Marschall Valee ist nicht nach Dellys gegangen, wie man allgemein glaubte. Er beschränkte sich auf eine Recognoscirung an den Ufern des Uad-el-Kaddara, auf der äußersten Ostgränze der Metidscha. Abd-El-Kader stand dort mit etwa 3000 Mann und verbrannte einige Duars. Nur ein kleiner Theil seiner Truppen wechselte mit den französischen Tirailleurs Flintenschüsse. Wir hatten nur fünf Verwundete, worunter der Capitän vom Generalstab Villeneuve, dessen Wunde tödlich seyn soll. Drei Tage nach dieser Recognoscirung wurde das Lager El-Arbah geräumt. Da der ursprüngliche Zweck dieses Lagers war, die Niederlassungen der Colonisten zwischen El-Arbah und dem Sahel zu schützen, so that man wohl daran, es zu räumen, denn alle die Landgüter sind seit dem letzten Einfall der Araber zerstört oder verlassen, und die Occupation kleiner unnützer Lager wäre um so lästiger, als Abd-El-Kader entschlossen zu seyn scheint, unsere Armee ruhig nach Medeah und Miliana ziehen zu lassen und in der Metidscha zu bleiben, während wir ins Innere vorrücken. - Marschall Valeee ist heute abgereist.
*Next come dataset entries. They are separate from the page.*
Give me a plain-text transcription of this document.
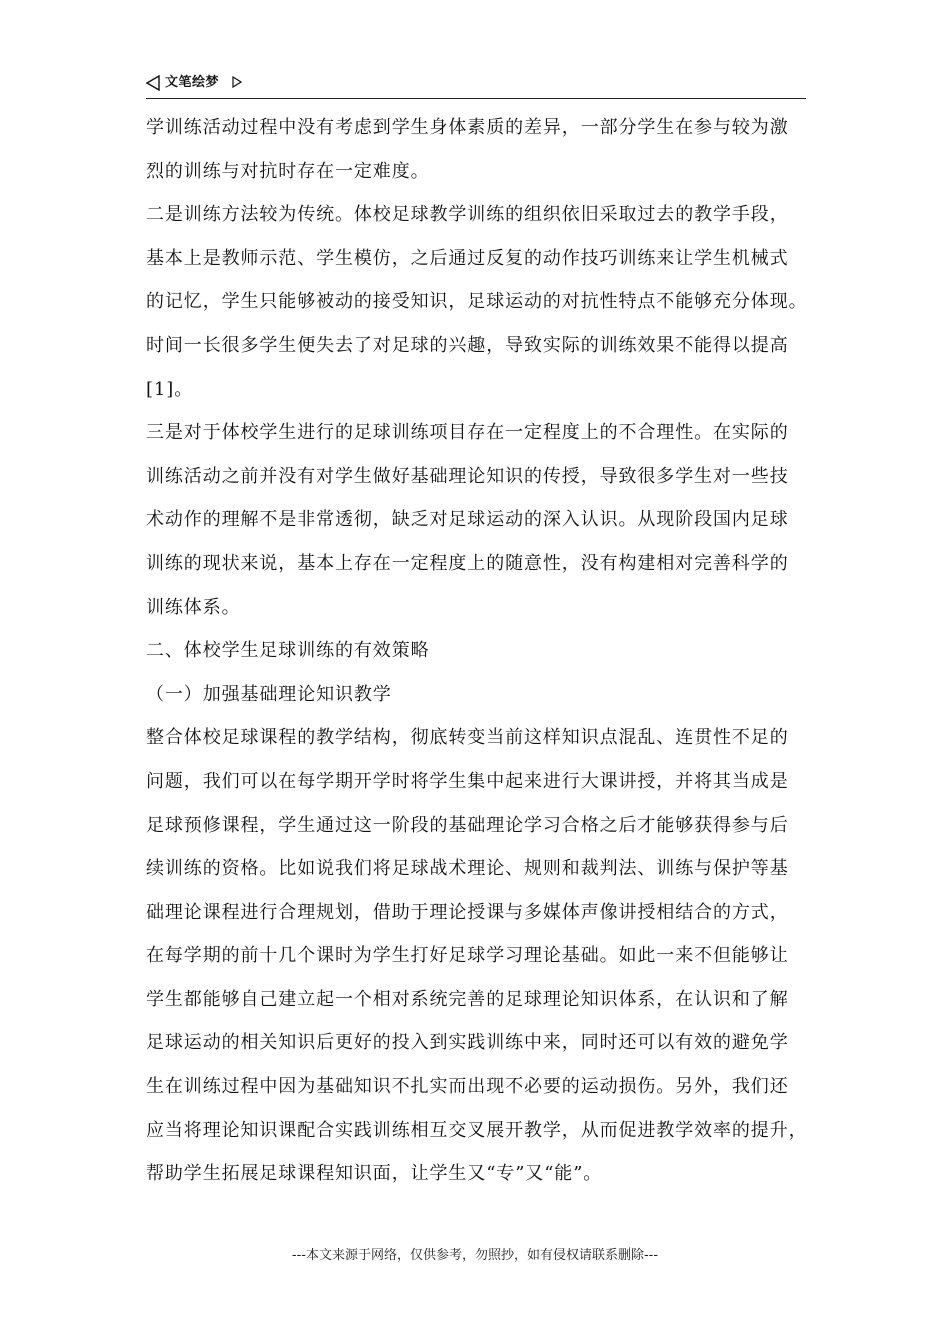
文笔绘梦

学训练活动过程中没有考虑到学生身体素质的差异，一部分学生在参与较为激

烈的训练与对抗时存在一定难度。

二是训练方法较为传统。体校足球教学训练的组织依旧采取过去的教学手段，

基本上是教师示范、学生模仿，之后通过反复的动作技巧训练来让学生机械式

的记忆，学生只能够被动的接受知识，足球运动的对抗性特点不能够充分体现。

时间一长很多学生便失去了对足球的兴趣，导致实际的训练效果不能得以提高

[1]。

三是对于体校学生进行的足球训练项目存在一定程度上的不合理性。在实际的

训练活动之前并没有对学生做好基础理论知识的传授，导致很多学生对一些技

术动作的理解不是非常透彻，缺乏对足球运动的深入认识。从现阶段国内足球

训练的现状来说，基本上存在一定程度上的随意性，没有构建相对完善科学的

训练体系。

二、体校学生足球训练的有效策略

（一）加强基础理论知识教学

整合体校足球课程的教学结构，彻底转变当前这样知识点混乱、连贯性不足的

问题，我们可以在每学期开学时将学生集中起来进行大课讲授，并将其当成是

足球预修课程，学生通过这一阶段的基础理论学习合格之后才能够获得参与后

续训练的资格。比如说我们将足球战术理论、规则和裁判法、训练与保护等基

础理论课程进行合理规划，借助于理论授课与多媒体声像讲授相结合的方式，

在每学期的前十几个课时为学生打好足球学习理论基础。如此一来不但能够让

学生都能够自己建立起一个相对系统完善的足球理论知识体系，在认识和了解

足球运动的相关知识后更好的投入到实践训练中来，同时还可以有效的避免学

生在训练过程中因为基础知识不扎实而出现不必要的运动损伤。另外，我们还

应当将理论知识课配合实践训练相互交叉展开教学，从而促进教学效率的提升，

帮助学生拓展足球课程知识面，让学生又“专”又“能”。

---本文来源于网络，仅供参考，勿照抄，如有侵权请联系删除---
Uebermorgen wird eine große Heerschau in Buffarik stattfinden; dann bricht die Armee auf. Gott gebe ein glückliches Resultat, denn sonst würden die Araber der Deputirtenkammer, die weit mehr zu fürchten sind als die Araber Algeriens, die "beschränkte Occupation" durchsetzen, deren nächste Folge eine gänzliche Räumung des Landes seyn würde.

Niederlande.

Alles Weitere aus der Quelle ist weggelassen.